31:17 - Anna Mountford (Guest)
From my perspective, I think it is difficult to find women that are solely in AI. We scurry around in the background but I, you know, I can definitely look up some women I know definitely use it. So there's a lady I know that is chief of sort of women in gaming. So gaming is an industry vertical that we don't really hear about very much and it's highly creative and quite difficult to get into. So you know, there are lots of people that are out there doing their own thing in their own different, I suppose, silos, but you just need to try and find them and eke them out. But she's a real ambassador. I'll send you her name for that.
31:55 - Joanna Shilton (Host)
But where can, where can people find you? What's the best way to get in touch?
31:59 - Anna Mountford (Guest)
Well, the best way is to find me on LinkedIn. To be honest, um, it's where I'm most prolific. Um, as you know, you can find my website as well greenwallmarketing.com. Um, but yeah, linkedin, just anna mountford, you can't miss me. I think that's. That's the key to it, but I know it gets much worse.

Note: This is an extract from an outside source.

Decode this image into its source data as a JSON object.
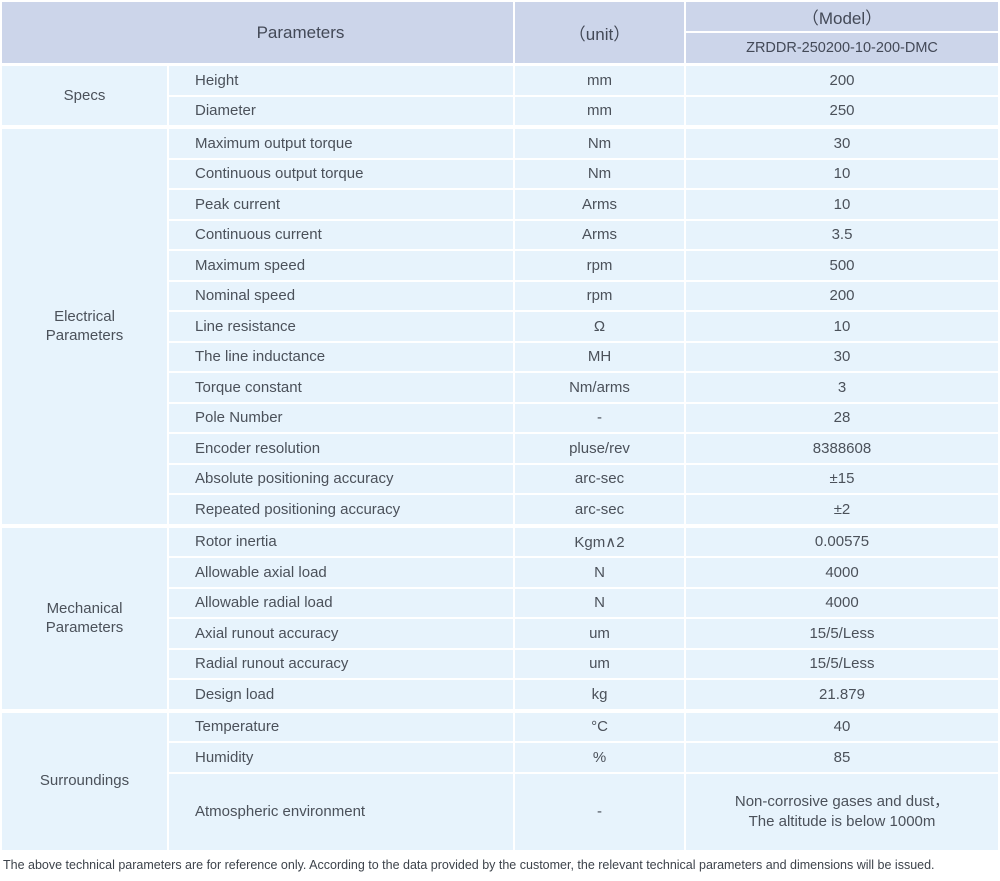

I do know loads of men in AI, but okay well, we can uh?
32:22 - Joanna Shilton (Host)
we can pick that up after this the sadness of it all.
32:27 - Anna Mountford (Guest)
Not enough women talking about it.
32:33 - Joanna Shilton (Host)
But that's what I want to change that women are talking about it and using it and making it better.
32:36 - Anna Mountford (Guest)
And I just say to any women out there you know that's juggling the load of everything that we do as women that it's never too late to learn. There's some amazing courses out there on ai um, you can pick up a few free ones. I mean, as they said, you can learn a lot of stuff for free on the internet through ai. I love it.
33:01 - Joanna Shilton (Host)
That's great advice. I love it fantastic.
33:04 - Anna Mountford (Guest)
Thank you so much it's been a real pleasure, jo, and long where we live, another 25 years chattering around the next technology that will come on our horizons.
33:15 - Joanna Shilton (Host)
Yeah, and see how your daughter's using it my niece is yeah scary.
33:19 - Anna Mountford (Guest)
She'll be teaching me.
33:20 - Joanna Shilton (Host)
Yeah, well, thank you very much. Thanks everybody, thanks, see you soon. Bye.